Summarizing thoughts, and my answer to your question
The citations of the given source do not actually make explicit references to model orders very cleanly, or never at least as cleanly as these papers. But let me summarize my thoughts, because we've clearly seen that opinion is split.
The point is that functions can be extended to make "empty" use of their arguments. For example, consider the function $f(x,y) = x$. This doesn't even make use of the second argument, so calling it a function of two variables is correct but just feels redundant!
However, that's exactly the point. See, let's look at your model, which is : $$ y(k+1) = f(y(k),y(k-1),...,y(k-s),u(k),u(k-1),...,u(k-t)) $$
Suppose without loss of generality that $s>t$. Then, we can add the variables $u(k-t-1),u(k-t-2),...,u(k-s)$, and let the function $f$ be the same. This is creating fake dependence on $u(k-t-1),u(k-t-2),...,u(k-s)$ : the truth is that like the variable $y$ in $f(x,y) = x$, they are empty and carry no meaning. When we do this, we get : $$ y(k+1) = f(y(k),y(k-1),...,y(k-s),u(k),u(k-1),...,u(k-s)) $$
where it makes far, far more sense to say the order is $s+1$ (which equals $\max\{s+1,t+1\}$). This kind of empty dependence allows us to use the notion of order as ONE number.

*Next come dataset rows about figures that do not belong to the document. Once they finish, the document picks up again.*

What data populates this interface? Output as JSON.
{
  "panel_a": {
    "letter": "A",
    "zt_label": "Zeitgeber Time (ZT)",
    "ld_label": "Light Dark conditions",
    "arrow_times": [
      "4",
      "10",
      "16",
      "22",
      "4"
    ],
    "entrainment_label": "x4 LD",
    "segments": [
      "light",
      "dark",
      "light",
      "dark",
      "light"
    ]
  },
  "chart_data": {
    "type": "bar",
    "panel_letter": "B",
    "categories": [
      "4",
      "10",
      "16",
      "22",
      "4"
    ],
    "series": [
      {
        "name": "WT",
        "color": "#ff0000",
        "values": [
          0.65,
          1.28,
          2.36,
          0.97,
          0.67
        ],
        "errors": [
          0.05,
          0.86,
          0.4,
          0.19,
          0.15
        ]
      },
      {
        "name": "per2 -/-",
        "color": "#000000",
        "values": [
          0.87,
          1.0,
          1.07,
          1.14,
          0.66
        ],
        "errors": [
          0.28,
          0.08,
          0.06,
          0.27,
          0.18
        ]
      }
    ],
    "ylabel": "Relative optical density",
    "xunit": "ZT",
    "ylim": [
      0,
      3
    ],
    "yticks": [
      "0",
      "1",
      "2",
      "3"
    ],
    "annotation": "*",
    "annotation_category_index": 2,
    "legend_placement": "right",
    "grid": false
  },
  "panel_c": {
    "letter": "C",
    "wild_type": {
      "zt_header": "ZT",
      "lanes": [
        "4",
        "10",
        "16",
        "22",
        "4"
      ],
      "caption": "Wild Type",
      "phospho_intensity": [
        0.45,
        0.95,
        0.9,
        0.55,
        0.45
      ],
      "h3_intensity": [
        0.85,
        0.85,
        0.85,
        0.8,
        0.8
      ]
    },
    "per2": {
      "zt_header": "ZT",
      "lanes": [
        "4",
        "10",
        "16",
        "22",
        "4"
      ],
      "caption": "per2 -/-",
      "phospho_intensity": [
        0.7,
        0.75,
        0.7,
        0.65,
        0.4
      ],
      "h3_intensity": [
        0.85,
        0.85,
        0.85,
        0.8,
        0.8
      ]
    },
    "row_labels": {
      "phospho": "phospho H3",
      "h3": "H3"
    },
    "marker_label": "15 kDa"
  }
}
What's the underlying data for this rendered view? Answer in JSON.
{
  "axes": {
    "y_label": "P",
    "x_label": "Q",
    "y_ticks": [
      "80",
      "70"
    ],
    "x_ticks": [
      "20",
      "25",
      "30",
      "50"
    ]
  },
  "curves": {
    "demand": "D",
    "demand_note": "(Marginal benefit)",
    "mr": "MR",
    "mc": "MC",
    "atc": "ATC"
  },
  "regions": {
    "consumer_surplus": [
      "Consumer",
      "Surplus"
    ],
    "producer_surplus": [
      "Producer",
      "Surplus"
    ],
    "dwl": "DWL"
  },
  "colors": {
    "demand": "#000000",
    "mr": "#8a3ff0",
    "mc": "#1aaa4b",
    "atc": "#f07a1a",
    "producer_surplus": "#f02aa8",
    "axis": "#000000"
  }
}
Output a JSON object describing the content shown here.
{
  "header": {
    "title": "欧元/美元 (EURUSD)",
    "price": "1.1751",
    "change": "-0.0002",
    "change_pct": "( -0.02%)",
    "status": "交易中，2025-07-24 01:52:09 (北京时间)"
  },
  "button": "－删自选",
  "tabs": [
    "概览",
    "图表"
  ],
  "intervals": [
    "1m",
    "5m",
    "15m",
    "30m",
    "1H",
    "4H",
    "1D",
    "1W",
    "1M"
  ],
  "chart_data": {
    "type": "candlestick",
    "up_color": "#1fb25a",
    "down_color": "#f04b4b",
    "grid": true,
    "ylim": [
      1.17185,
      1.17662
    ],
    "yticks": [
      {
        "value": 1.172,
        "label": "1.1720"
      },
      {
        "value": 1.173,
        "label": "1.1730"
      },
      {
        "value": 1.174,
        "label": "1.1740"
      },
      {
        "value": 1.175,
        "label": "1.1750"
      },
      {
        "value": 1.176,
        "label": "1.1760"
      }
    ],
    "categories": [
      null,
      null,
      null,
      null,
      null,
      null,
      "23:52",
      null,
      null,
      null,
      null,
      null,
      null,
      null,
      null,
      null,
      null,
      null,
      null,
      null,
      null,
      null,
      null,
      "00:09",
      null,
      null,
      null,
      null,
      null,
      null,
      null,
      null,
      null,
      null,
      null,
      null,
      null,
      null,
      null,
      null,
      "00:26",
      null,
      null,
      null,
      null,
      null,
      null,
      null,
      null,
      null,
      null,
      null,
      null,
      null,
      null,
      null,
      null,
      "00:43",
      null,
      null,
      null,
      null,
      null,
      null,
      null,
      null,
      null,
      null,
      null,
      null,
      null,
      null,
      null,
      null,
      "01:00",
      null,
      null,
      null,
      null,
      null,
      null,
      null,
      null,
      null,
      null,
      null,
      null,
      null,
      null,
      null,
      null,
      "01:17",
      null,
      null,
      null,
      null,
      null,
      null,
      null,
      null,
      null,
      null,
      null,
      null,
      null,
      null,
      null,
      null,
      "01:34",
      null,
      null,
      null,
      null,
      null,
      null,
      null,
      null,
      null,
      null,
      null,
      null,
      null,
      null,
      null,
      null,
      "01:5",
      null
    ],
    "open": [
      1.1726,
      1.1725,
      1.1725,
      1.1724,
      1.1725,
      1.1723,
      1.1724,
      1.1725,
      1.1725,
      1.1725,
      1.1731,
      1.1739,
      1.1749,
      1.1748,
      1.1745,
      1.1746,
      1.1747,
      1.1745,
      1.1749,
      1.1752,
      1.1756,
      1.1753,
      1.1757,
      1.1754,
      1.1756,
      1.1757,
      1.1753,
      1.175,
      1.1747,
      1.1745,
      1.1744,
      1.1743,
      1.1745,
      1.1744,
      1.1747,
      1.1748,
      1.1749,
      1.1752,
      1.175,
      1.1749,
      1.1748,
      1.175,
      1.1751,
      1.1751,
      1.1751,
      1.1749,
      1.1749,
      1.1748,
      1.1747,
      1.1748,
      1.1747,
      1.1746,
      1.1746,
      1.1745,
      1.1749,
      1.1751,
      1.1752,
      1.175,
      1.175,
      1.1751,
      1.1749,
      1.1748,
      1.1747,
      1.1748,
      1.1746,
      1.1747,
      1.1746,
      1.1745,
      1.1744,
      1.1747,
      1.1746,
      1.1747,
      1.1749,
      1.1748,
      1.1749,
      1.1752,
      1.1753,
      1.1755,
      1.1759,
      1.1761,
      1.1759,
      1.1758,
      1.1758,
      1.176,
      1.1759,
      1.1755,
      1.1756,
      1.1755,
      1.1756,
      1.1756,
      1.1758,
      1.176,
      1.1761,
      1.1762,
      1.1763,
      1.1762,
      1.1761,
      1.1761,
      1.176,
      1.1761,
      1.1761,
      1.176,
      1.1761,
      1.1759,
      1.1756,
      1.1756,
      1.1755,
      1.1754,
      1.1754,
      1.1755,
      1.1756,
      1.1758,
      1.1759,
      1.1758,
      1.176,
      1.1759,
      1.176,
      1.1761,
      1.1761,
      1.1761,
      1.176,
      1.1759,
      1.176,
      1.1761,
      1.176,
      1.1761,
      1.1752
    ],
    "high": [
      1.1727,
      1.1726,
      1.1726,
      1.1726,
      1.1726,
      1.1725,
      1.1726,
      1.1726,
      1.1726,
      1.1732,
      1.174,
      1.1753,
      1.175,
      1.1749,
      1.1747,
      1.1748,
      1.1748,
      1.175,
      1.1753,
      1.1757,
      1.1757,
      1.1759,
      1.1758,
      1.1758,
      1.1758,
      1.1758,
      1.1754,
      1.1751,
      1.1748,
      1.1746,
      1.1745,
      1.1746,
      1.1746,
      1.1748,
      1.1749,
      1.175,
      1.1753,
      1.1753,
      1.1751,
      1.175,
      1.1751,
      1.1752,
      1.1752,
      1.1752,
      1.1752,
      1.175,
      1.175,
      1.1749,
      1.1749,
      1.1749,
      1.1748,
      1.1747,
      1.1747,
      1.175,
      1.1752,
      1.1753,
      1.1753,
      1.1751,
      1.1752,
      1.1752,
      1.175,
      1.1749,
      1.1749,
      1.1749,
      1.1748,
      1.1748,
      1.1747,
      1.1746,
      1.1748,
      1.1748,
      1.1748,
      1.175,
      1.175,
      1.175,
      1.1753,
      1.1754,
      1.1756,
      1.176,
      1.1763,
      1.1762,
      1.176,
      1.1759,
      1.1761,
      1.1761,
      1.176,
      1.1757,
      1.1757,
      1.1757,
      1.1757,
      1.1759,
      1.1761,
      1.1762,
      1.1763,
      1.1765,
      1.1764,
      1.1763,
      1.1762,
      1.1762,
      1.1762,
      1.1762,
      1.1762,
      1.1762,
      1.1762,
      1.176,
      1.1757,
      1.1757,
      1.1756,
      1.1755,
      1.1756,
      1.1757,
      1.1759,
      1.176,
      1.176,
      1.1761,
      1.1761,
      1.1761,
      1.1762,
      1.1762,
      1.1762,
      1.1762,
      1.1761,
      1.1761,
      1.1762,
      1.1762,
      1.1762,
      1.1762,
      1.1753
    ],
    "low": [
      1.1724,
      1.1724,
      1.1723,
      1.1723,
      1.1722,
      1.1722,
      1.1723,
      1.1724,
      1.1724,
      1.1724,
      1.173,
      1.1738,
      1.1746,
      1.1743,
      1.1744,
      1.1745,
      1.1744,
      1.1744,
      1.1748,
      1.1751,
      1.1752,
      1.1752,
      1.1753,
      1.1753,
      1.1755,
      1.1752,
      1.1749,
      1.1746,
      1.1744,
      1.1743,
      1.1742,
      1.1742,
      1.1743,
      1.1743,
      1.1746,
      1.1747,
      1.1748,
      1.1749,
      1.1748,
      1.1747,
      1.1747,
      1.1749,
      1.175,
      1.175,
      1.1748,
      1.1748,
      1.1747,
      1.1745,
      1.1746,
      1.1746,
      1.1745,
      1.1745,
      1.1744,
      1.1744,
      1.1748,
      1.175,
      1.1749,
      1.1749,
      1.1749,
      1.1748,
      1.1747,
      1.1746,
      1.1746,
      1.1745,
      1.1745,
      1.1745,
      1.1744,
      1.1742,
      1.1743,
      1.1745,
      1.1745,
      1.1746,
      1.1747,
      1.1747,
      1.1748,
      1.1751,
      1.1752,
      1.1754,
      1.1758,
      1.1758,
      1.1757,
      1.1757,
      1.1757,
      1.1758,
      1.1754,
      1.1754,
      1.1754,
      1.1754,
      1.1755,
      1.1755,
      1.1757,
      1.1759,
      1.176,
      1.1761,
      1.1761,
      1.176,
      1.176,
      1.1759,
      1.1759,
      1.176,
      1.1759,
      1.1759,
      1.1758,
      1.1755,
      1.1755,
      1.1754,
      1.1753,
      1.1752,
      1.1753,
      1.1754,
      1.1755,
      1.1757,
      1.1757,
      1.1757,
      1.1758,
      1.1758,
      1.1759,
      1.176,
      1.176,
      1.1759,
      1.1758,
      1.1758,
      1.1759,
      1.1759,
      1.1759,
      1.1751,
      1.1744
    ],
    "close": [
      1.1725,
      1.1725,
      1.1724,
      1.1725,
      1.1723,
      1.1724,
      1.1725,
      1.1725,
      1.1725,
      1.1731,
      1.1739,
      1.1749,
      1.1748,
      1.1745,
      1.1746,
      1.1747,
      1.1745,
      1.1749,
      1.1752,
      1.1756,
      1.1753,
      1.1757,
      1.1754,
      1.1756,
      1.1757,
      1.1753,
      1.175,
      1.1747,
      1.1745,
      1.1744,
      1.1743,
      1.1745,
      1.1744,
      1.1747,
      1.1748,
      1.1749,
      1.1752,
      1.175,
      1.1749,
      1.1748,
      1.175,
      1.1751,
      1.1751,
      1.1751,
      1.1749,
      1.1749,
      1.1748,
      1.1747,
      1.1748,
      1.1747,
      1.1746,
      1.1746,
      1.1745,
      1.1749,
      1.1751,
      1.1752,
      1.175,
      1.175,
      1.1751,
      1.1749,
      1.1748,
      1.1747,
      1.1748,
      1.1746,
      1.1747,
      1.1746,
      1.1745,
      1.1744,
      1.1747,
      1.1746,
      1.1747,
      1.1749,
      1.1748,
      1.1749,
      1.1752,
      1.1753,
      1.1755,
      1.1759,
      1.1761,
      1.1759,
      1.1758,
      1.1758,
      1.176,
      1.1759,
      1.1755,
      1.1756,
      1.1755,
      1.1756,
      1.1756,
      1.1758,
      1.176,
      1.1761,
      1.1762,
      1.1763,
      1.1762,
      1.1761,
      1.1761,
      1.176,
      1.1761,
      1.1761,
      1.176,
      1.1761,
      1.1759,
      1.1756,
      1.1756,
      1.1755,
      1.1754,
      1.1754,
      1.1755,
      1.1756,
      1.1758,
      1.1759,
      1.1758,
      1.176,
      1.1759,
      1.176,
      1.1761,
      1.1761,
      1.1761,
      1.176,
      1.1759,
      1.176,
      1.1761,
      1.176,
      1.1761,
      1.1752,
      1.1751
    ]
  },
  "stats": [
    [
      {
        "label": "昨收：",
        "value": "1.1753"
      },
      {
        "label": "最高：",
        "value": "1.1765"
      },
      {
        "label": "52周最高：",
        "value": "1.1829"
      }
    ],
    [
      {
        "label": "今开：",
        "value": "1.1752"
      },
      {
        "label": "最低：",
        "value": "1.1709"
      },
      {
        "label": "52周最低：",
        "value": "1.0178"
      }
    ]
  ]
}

Now, when is this kind of reasoning feasible? The answer is obvious : when adding the redundant variables doesn't change the context too much. When it's not too much effort. We usually measure effort in terms of "computational complexity". So, in some sense, if $s$ and $t$ are similar in computational order (note : I'm willing to explain what this means outside the post, but I'm keeping it imprecise inside) then one can augment the function with these additional variables, and say that the order of the given system is $\max\{s+1,t+1\}$.
So when would such an idea fail? Let's say $t = s^2$. Then, calling a model with $s$ time delay and $s^2$ control delay as a model with order $s^2$ is going to look very comical because you are grossly, grossly overestimating the $s$ time delay (by a whole square root : how fast does $s^2$ grow with $s$!). In such a case, it is obvious that you are better off mentioning each parameter in separation, and calling the collective the model order.
Note also, that I have mentioned only one reason that the model orders should not be kept separate. There may be a plethora of reasons as to why they should be kept separate, including the fact that an increase of a single model order could lead to computational blow up of several orders. This is, in fact the case in the papers mentioned. For them, the optimization between several AR schemes of low order suggests that even among small fluctuations of input and output order, computational gaps exist that must be sorted out.
So are you right? Don't worry, you are. But there is another right, and we will acknowledge that as well.